What are the obligations on ASPSPs when they accept an Alternative Certificate for TPP identification purposes under UK RTS Art 34?

ASPSPs must also:

  1. verify that any certificate-holding TPP is authorised or registered to perform the applicable payment services (in a way that does not present an obstacle to the provision of those services) 
  2. satisfy itself that the issuer of the Alternative Certificate is suitable and has sufficient systems and controls to verify the information contained in the Alternative Certificate and 
  3. make public the forms of TPP identification they accept. 


Are OBIE certificates revoked when a TPP loses their relevant regulatory authorisation?
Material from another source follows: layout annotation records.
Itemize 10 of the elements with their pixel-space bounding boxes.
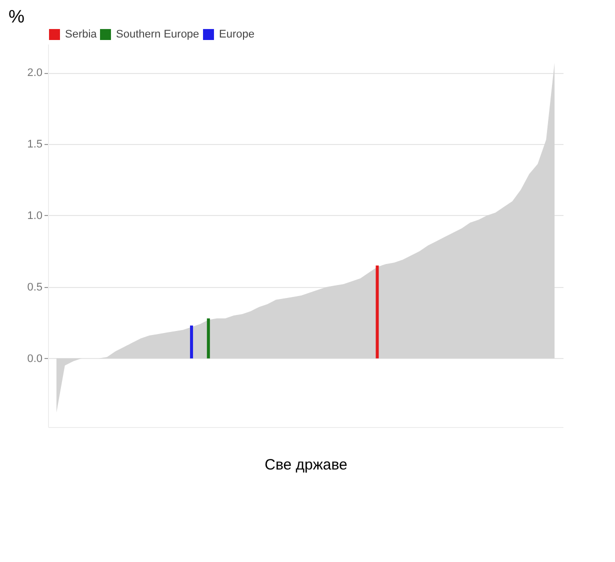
legend-label: Europe (219, 28, 254, 41)
y-axis-title: % (8, 6, 25, 26)
y-tick-label: 1.0 (27, 210, 42, 222)
y-tick-label: 0.0 (27, 352, 42, 365)
y-tick-label: 0.5 (27, 281, 42, 294)
legend-label: Southern Europe (116, 28, 200, 41)
y-tick-label: 1.5 (27, 138, 42, 151)
legend-label: Serbia (65, 28, 98, 41)
x-axis-title: Све државе (264, 456, 348, 474)
y-tick-label: 2.0 (27, 67, 42, 80)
OBIE performs regular checks on competent authority registers to ensure that TPPs participating in the Open Banking Ecosystem have the necessary regulatory permissions to do so. OBIE will revoke an OBIE certificate when a TPP has had their regulatory permissions revoked by their competent authority and this has been reflected in the competent authority register 


Can ASPSPs rely on OBIE certificates to provide confirmation of the regulatory permissions of a TPP for their relevant payment service (s)?

OBIE does not recommend this approach as way for ASPSPs to verify that the TPP has the necessary authorisation to perform the relevant payment service(s), as OBIE Certificates are statically designed to support TPP identification only.   

Ultimately it is a decision for each ASPSP to determine the most appropriate way to perform the relevant regulatory checks in line with their obligations under the UK- RTS. 

OBIE recommends that ASPSPs confirm the regulatory status of a TPP through additional means – e.g. by consulting the register of the relevant national competent authority, through the Open Banking Directory or via another suitable alternative directory. 


Does OBIE provide any services that enable ASPSPs to verify the regulatory status of a TPP? 

Yes, OBIE provides three distinct services:

  1. The OBIE Directory TPP SCIM endpoint - This API can be used by ASPSPs to check the authorisations of any UK TPP (including TPR and SRO) as well as certain EU TPPs (including passporting rights from one EU member state into any other EU member states), provided these TPPS are also enrolled on the OBIE Directory. The use of this API is subject to the OBIE Directory SLA, which is agreed between OBIE and ASPSPs enrolled onto the OBIE Directory.
  2. the Certificate Validation Service - This service allows the ASPSP to submit the TPP’s certificate and returns confirmation of the validity of the certificate and the TPP’s authorisations regardless of whether that TPP is enrolled on the OBIE Directory or not. 
  3. NCA API - This API can be queried to get authorisation data for any TPP in the UK or EEA regardless of whether that TPP is enrolled on the OBIE Directory or not.